5. Il résulte de ce qui précède, et sans qu'il soit besoin d'examiner les autres moyens de la requête, que M. A... est fondé à soutenir que c'est à tort que, par le jugement attaqué, la magistrate désignée par le président du tribunal administratif de Paris a rejeté sa demande d'annulation de l'arrêté du 22 novembre 2023 par lequel le préfet de police l'a obligé à quitter le territoire français dans un délai de trente jours et a fixé le pays de destination.
Sur les frais d'instance :
6. En tout état de cause, il n'y a pas lieu, dans les circonstances de l'espèce de mettre à la charge de l'Etat la somme demandée par M. A... afin d'être versée à son conseil au titre des frais exposés et non compris dans les dépens.
DECIDE :
Article 1er : Le jugement n° 2328779 du 7 février 2024 du tribunal administratif de Paris est annulé.

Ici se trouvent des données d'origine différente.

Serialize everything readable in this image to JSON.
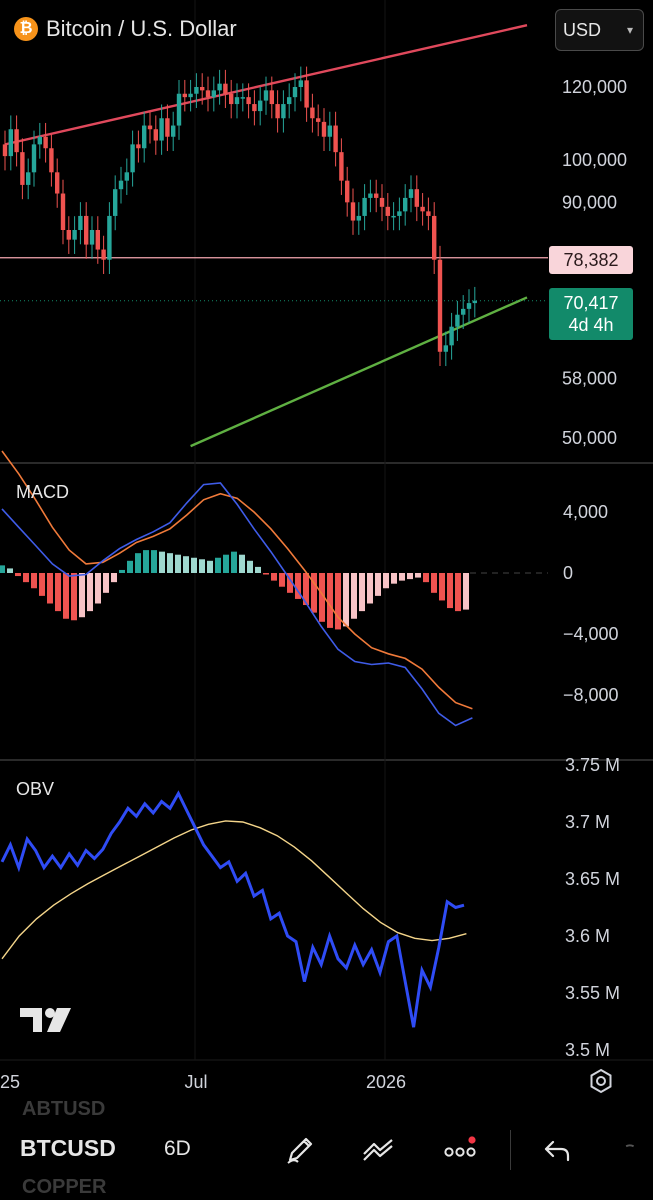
{
  "header": {
    "logo_glyph": "₿",
    "title": "Bitcoin / U.S. Dollar",
    "currency": "USD"
  },
  "price_tags": {
    "key_level": "78,382",
    "current_price": "70,417",
    "countdown": "4d 4h"
  },
  "panes": {
    "macd_label": "MACD",
    "obv_label": "OBV"
  },
  "toolbar": {
    "symbol": "BTCUSD",
    "timeframe": "6D",
    "ghost_above": "ABTUSD",
    "ghost_below": "COPPER"
  },
  "colors": {
    "up": "#26a69a",
    "down": "#ef5350",
    "resistance_line": "#e0495c",
    "support_line": "#5fb042",
    "key_level_line": "#f4a7b0",
    "macd_line": "#3f5ce8",
    "signal_line": "#f07a3a",
    "obv_line": "#2f4cf5",
    "obv_ma": "#f4d58a"
  },
  "chart_data": [
    {
      "type": "candlestick",
      "title": "Bitcoin / U.S. Dollar",
      "x_tick_labels": [
        "25",
        "Jul",
        "2026"
      ],
      "y_tick_labels": [
        "120,000",
        "100,000",
        "90,000",
        "58,000",
        "50,000"
      ],
      "y_ticks": [
        120000,
        100000,
        90000,
        58000,
        50000
      ],
      "scale": "log",
      "horizontal_level": 78382,
      "last_price": 70417,
      "trendlines": [
        {
          "name": "resistance",
          "from": [
            0,
            104000
          ],
          "to": [
            90,
            140000
          ]
        },
        {
          "name": "support",
          "from": [
            32,
            49000
          ],
          "to": [
            90,
            71000
          ]
        }
      ],
      "close": [
        101000,
        108000,
        102000,
        94000,
        97000,
        104000,
        106000,
        103000,
        97000,
        92000,
        84000,
        82000,
        84000,
        87000,
        81000,
        84000,
        80000,
        78000,
        87000,
        93000,
        95000,
        97000,
        104000,
        103000,
        109000,
        108000,
        105000,
        111000,
        106000,
        109000,
        118000,
        117000,
        118000,
        120000,
        119000,
        117000,
        119000,
        121000,
        118000,
        115000,
        117000,
        117000,
        115000,
        113000,
        116000,
        119000,
        115000,
        111000,
        115000,
        117000,
        120000,
        122000,
        114000,
        111000,
        110000,
        106000,
        109000,
        102000,
        95000,
        90000,
        86000,
        87000,
        91000,
        92000,
        91000,
        89000,
        87000,
        87000,
        88000,
        91000,
        93000,
        89000,
        88000,
        87000,
        78000,
        62000,
        63000,
        66000,
        68000,
        69000,
        70000,
        70417
      ],
      "open": [
        104000,
        101000,
        108000,
        102000,
        94000,
        97000,
        104000,
        106000,
        103000,
        97000,
        92000,
        84000,
        82000,
        84000,
        87000,
        81000,
        84000,
        80000,
        78000,
        87000,
        93000,
        95000,
        97000,
        104000,
        103000,
        109000,
        108000,
        105000,
        111000,
        106000,
        109000,
        118000,
        117000,
        118000,
        120000,
        119000,
        117000,
        119000,
        121000,
        118000,
        115000,
        117000,
        117000,
        115000,
        113000,
        116000,
        119000,
        115000,
        111000,
        115000,
        117000,
        120000,
        122000,
        114000,
        111000,
        110000,
        106000,
        109000,
        102000,
        95000,
        90000,
        86000,
        87000,
        91000,
        92000,
        91000,
        89000,
        87000,
        87000,
        88000,
        91000,
        93000,
        89000,
        88000,
        87000,
        78000,
        62000,
        63000,
        66000,
        68000,
        69000,
        70000
      ]
    },
    {
      "type": "bar_line",
      "name": "MACD",
      "y_tick_labels": [
        "4,000",
        "0",
        "−4,000",
        "−8,000"
      ],
      "y_ticks": [
        4000,
        0,
        -4000,
        -8000
      ],
      "histogram": [
        500,
        300,
        -200,
        -600,
        -1000,
        -1500,
        -2000,
        -2500,
        -3000,
        -3100,
        -2900,
        -2500,
        -2000,
        -1300,
        -600,
        200,
        800,
        1300,
        1500,
        1500,
        1400,
        1300,
        1200,
        1100,
        1000,
        900,
        800,
        1000,
        1200,
        1400,
        1200,
        800,
        400,
        -100,
        -500,
        -900,
        -1300,
        -1700,
        -2100,
        -2600,
        -3200,
        -3600,
        -3700,
        -3500,
        -3000,
        -2500,
        -2000,
        -1500,
        -1000,
        -700,
        -500,
        -400,
        -300,
        -600,
        -1300,
        -1800,
        -2300,
        -2500,
        -2400
      ],
      "macd": [
        4200,
        3000,
        1800,
        600,
        -200,
        -100,
        800,
        1600,
        2200,
        2700,
        3300,
        4600,
        5800,
        5900,
        4500,
        2900,
        1400,
        -200,
        -1800,
        -3500,
        -5000,
        -5800,
        -6000,
        -5900,
        -6200,
        -7600,
        -9200,
        -10000,
        -9500
      ],
      "signal": [
        8000,
        6500,
        4800,
        3000,
        1500,
        600,
        700,
        1300,
        2000,
        2400,
        2900,
        3800,
        4800,
        5200,
        4900,
        4000,
        2900,
        1600,
        200,
        -1300,
        -2900,
        -4000,
        -4900,
        -5300,
        -5600,
        -6300,
        -7500,
        -8500,
        -8900
      ]
    },
    {
      "type": "line",
      "name": "OBV",
      "y_tick_labels": [
        "3.75 M",
        "3.7 M",
        "3.65 M",
        "3.6 M",
        "3.55 M",
        "3.5 M"
      ],
      "y_ticks": [
        3.75,
        3.7,
        3.65,
        3.6,
        3.55,
        3.5
      ],
      "obv": [
        3.665,
        3.68,
        3.66,
        3.685,
        3.675,
        3.66,
        3.67,
        3.66,
        3.672,
        3.662,
        3.675,
        3.668,
        3.676,
        3.69,
        3.7,
        3.712,
        3.705,
        3.716,
        3.708,
        3.718,
        3.712,
        3.725,
        3.71,
        3.695,
        3.68,
        3.67,
        3.66,
        3.665,
        3.648,
        3.655,
        3.635,
        3.64,
        3.615,
        3.62,
        3.6,
        3.595,
        3.56,
        3.59,
        3.575,
        3.6,
        3.58,
        3.572,
        3.592,
        3.575,
        3.588,
        3.568,
        3.595,
        3.6,
        3.56,
        3.52,
        3.57,
        3.555,
        3.59,
        3.63,
        3.625,
        3.627
      ],
      "obv_ma": [
        3.58,
        3.6,
        3.615,
        3.627,
        3.637,
        3.646,
        3.654,
        3.662,
        3.67,
        3.678,
        3.686,
        3.693,
        3.698,
        3.701,
        3.7,
        3.695,
        3.688,
        3.678,
        3.666,
        3.652,
        3.638,
        3.624,
        3.612,
        3.603,
        3.598,
        3.596,
        3.598,
        3.602
      ]
    }
  ]
}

Article 2 : L'arrêté du préfet de police du 22 novembre 2023 est annulé.
Article 3 : Le surplus des conclusions de la requête de M. A... est rejeté.
Article 4 : Le présent arrêt sera notifié à M. B... A... et au ministre d'Etat, ministre de l'intérieur.
Copie en sera adressée au préfet de police.
Délibéré après l'audience du 22 mai 2025, à laquelle siégeaient :
- M. Barthez, président ;
- Mme Milon, présidente assesseure ;
- M. Dubois, premier conseiller.
Rendu public par mise à disposition au greffe, le 13 juin 2025.
Le rapporteur,
J. DUBOISLe président,
A. BARTHEZ
La greffière,
E. VERGNOL
La République mande et ordonne au ministre d'Etat, ministre de l'intérieur en ce qui le concerne, ou à tous commissaires de justice à ce requis en ce qui concerne les voies de droit commun contre les parties privées, de pourvoir à l'exécution de la présente décision.